The 2007 financial year is turning out to be a bonanza for shareholders in construction giant, Leighton Holdings.
For the second time in three months the company has boosted its earnings outlook for 2007 and 2008.
The latest upgrade in earnings has seen the shares push towards the $40 level.
That was after the shares rose through $20 and $30 on the back of numerous new contracts here and in Asia and the Middle East, sharply higher interim earnings and then some takeover speculation.
In fact the shares have more than doubled from under $18 at the time of the 2006 final profit announcement last August and yesterday when they traded as high as $40.26 before settling back around $39.40, up $1.50 on the day.
A tightly held float helps put a turbo under the share price: Hochtief AG of Germany owns 55 per cent of Leighton (which is in turn owned 25 per cent by the ACS construction group of Spain).
Apart from the small float, the reason for the rapid rise isn’t hard to see: Leighton has been riding the resources, infrastructure and construction booms here and throughout Asia.
The company earned $276 million after tax in 2006 and yesterday upgraded the 2007 figure to a rise of 55 per cent, and a further improvement in the following year. That would put net earnings around $427 million for 2007.
That’s above the forecast made when the interim profit was announced in February.

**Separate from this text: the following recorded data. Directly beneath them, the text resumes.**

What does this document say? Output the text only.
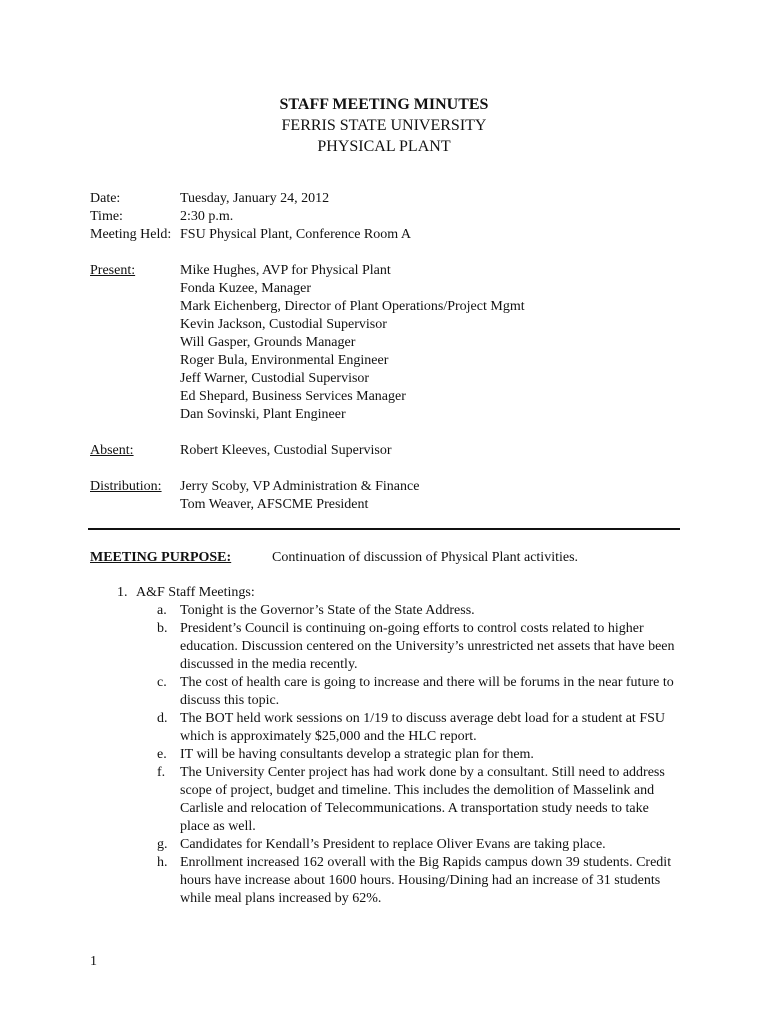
STAFF MEETING MINUTES
FERRIS STATE UNIVERSITY
PHYSICAL PLANT
Date:	Tuesday, January 24, 2012
Time:	2:30 p.m.
Meeting Held: FSU Physical Plant, Conference Room A
Present:	Mike Hughes, AVP for Physical Plant
Fonda Kuzee, Manager
Mark Eichenberg, Director of Plant Operations/Project Mgmt
Kevin Jackson, Custodial Supervisor
Will Gasper, Grounds Manager
Roger Bula, Environmental Engineer
Jeff Warner, Custodial Supervisor
Ed Shepard, Business Services Manager
Dan Sovinski, Plant Engineer
Absent:	Robert Kleeves, Custodial Supervisor
Distribution:	Jerry Scoby, VP Administration & Finance
Tom Weaver, AFSCME President
MEETING PURPOSE:	Continuation of discussion of Physical Plant activities.
1. A&F Staff Meetings:
a. Tonight is the Governor’s State of the State Address.
b. President’s Council is continuing on-going efforts to control costs related to higher education. Discussion centered on the University’s unrestricted net assets that have been discussed in the media recently.
c. The cost of health care is going to increase and there will be forums in the near future to discuss this topic.
d. The BOT held work sessions on 1/19 to discuss average debt load for a student at FSU which is approximately $25,000 and the HLC report.
e. IT will be having consultants develop a strategic plan for them.
f.	The University Center project has had work done by a consultant. Still need to address scope of project, budget and timeline. This includes the demolition of Masselink and Carlisle and relocation of Telecommunications. A transportation study needs to take place as well.
g. Candidates for Kendall’s President to replace Oliver Evans are taking place.
h. Enrollment increased 162 overall with the Big Rapids campus down 39 students. Credit hours have increase about 1600 hours. Housing/Dining had an increase of 31 students while meal plans increased by 62%.
1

Profit after tax jumped 61 per cent to just over $190 million for the half to December and LEI said that second half earnings would boost the full year by 45 per cent.
“The Group’s already high level of work in hand should be maintained at similar levels over the second half of the financial year, “directors said.

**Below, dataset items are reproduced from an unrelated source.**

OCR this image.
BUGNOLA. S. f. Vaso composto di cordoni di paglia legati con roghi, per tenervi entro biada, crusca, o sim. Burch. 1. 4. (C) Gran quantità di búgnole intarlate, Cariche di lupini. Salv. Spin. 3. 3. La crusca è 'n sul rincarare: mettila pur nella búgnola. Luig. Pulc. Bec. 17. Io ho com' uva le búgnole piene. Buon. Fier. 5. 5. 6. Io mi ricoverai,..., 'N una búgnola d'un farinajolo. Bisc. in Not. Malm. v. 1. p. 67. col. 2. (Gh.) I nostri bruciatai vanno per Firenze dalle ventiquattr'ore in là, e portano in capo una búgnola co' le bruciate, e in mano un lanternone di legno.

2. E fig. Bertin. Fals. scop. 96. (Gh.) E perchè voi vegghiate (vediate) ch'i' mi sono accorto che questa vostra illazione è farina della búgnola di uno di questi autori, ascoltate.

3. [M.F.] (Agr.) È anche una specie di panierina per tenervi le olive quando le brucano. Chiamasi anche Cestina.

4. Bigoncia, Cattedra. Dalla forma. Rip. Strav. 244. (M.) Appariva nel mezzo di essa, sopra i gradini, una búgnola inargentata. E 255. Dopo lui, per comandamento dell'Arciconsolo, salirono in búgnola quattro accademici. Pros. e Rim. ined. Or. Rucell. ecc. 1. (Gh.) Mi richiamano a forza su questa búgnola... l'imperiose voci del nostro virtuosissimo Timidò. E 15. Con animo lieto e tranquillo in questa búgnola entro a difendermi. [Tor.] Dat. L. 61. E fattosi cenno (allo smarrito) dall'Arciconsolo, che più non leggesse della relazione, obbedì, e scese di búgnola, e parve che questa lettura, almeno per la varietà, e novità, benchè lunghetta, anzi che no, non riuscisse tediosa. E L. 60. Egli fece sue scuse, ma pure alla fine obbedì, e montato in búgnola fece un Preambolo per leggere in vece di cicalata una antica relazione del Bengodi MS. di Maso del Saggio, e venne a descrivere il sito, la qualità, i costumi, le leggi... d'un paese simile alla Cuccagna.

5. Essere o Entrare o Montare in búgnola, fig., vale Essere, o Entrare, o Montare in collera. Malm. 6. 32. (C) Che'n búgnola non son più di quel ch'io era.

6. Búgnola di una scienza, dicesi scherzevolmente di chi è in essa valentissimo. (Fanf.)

“Providing significant momentum, the work in hand is expected to produce strong levels of revenue for the period and full year revenue of approximately $12 billion.”
Yesterday’s statement made it clear that those conditions had continued.
Leighton said operating net profit for the nine months to March 31 jumped to $273 million (almost as much as earned in 2006), from $169 million in the same period last year.